Statistical approach: logistic regression

  • Our baseline \(g_i\) assumes an additive effect
  • \(\beta_1\) represents the genotype relative risk (GRR)

  • For example SNP rs2843403 has CC (112), TC (108), and TT (28), so:

\[ \begin{align} g_i^{\text{additive}} &= \begin{cases} 0 & \text{if } \text{CC} \\ 1 & \text{if } \text{TC} \\ 2 & \text{if } \text{TT} \end{cases} \hspace{3mm} \text{ and } \hspace{3mm} g_i^{\text{dominant}} = \begin{cases} 0 & \text{if } \text{CC} \\ 1 & \text{if } \text{TC} \\ 1 & \text{if } \text{TT} \end{cases} \hspace{3mm} \end{align} \]

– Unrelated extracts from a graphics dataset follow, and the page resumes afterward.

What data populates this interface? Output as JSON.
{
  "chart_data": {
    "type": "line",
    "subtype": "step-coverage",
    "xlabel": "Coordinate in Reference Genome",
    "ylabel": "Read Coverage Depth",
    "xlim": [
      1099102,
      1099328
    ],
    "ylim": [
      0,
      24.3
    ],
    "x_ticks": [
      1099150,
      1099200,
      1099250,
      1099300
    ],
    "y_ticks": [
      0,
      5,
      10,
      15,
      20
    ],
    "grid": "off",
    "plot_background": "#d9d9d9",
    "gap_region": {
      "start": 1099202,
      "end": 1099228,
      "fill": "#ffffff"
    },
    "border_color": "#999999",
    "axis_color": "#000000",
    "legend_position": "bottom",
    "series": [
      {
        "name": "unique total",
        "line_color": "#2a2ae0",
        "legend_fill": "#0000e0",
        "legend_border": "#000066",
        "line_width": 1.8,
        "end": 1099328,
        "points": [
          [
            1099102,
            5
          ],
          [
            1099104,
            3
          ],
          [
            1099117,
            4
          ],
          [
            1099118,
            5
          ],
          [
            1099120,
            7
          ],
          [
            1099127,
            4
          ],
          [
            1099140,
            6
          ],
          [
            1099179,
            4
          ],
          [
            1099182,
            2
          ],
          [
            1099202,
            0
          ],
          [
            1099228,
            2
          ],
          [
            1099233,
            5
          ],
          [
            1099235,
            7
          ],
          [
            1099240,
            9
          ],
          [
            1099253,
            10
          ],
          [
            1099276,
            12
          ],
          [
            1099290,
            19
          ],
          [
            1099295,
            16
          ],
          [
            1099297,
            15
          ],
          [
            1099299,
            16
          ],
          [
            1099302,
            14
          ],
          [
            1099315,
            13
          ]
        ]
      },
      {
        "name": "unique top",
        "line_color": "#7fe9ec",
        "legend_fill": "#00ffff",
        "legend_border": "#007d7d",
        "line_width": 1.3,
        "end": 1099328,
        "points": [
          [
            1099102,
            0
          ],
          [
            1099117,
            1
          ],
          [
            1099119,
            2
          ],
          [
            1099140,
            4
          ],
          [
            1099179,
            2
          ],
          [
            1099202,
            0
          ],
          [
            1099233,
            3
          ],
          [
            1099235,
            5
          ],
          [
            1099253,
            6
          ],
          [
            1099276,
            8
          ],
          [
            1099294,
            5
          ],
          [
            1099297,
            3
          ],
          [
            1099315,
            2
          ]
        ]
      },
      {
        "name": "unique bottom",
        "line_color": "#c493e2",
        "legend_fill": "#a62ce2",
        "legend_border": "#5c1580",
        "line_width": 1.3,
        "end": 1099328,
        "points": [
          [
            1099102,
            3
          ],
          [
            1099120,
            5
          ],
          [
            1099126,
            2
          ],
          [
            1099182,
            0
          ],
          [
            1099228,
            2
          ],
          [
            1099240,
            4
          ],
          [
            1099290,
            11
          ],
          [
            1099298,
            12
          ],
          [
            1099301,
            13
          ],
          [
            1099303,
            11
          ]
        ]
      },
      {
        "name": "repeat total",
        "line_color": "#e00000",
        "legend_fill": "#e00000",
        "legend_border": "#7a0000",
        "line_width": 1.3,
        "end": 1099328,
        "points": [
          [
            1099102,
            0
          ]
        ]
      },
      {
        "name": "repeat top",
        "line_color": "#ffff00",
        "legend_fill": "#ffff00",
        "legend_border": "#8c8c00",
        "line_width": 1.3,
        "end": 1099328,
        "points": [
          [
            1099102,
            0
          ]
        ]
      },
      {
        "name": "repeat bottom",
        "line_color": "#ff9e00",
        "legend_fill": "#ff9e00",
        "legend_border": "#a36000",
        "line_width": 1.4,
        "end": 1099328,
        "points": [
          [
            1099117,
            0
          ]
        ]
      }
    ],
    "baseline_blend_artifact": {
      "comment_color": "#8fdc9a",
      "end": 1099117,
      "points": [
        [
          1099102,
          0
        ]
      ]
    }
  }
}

Adjusting for multiple hypothesis testing

  • Family-wise error rate measures the number of false positives.
  • Adjustments: "conservative" Bonferroni or Monte Carlo simulations
  • Permutation testing which shuffles the phenotype labels:
    • Use we 5000 runs
    • Generates empirical distribution of p-values

Manhattan plot for T2D

Odds ratios for additive and dominant model

  • The figures below shows the estimated effect size for the two SNPs of interest. While the p-value measures statistical significance, it does not measure biological significance.

SNPs of interest

SNPs of interest

  • rs10008252 \(\to\) SNORD65 (upstream gene variant)
    • Found on chromosome 4
    • No association to a phenotype
    • SNORD: Small nucleolar RNA whose primary function is to guide chemical modifications of other RNAs
  • rs1045971 \(\to\) C16orf46 (aka FLJ32702 gene)
    • Found on chromosome 16
    • Codes for an uncharacterized protein
    • Microarray data shows expression most prevalent on testis tissue ADHD study
    • FLJ32702 interacts with FAT atypical cadherin 3 protein

Limitations

  • Only one cohort
  • T2D is associated with common variants \(\to\) less power
  • Small sample size \(\to\) less power
  • Accounting for interactions within the genome and the environment:
    • GWAS does not consider the genetic interaction between loci (epistasis)
    • Nor the interaction(s) between loci and the environment

Next steps

  • Increase sample size: \(>1000\)
  • Incorporate NGS techniques to discover less common and rare variation
  • Develop informatics methods that examine epistasis and gene vs. environment interactions
  • Meta-analysis with multiple cohorts
  • Following meta-analysis, translate findings to the clinical setting using risk assessment tools for candidate genes \(\to\) gene-specific therapies

References

Anderson, C. et al. 2010. “Data Quality Control in Genetic Case-Control Association Studies.” Nature Protocols 5 (9): 1564–73. doi:10.1038/nprot.2010.116.

Laurie, C. et al. 2010. “Quality Control and Quality Assurance in Genotypic Data for Genome-Wide Association Studies.” Genetic Epidemiology 34 (26): 591–602. doi:doi:10.1002/gepi.20516.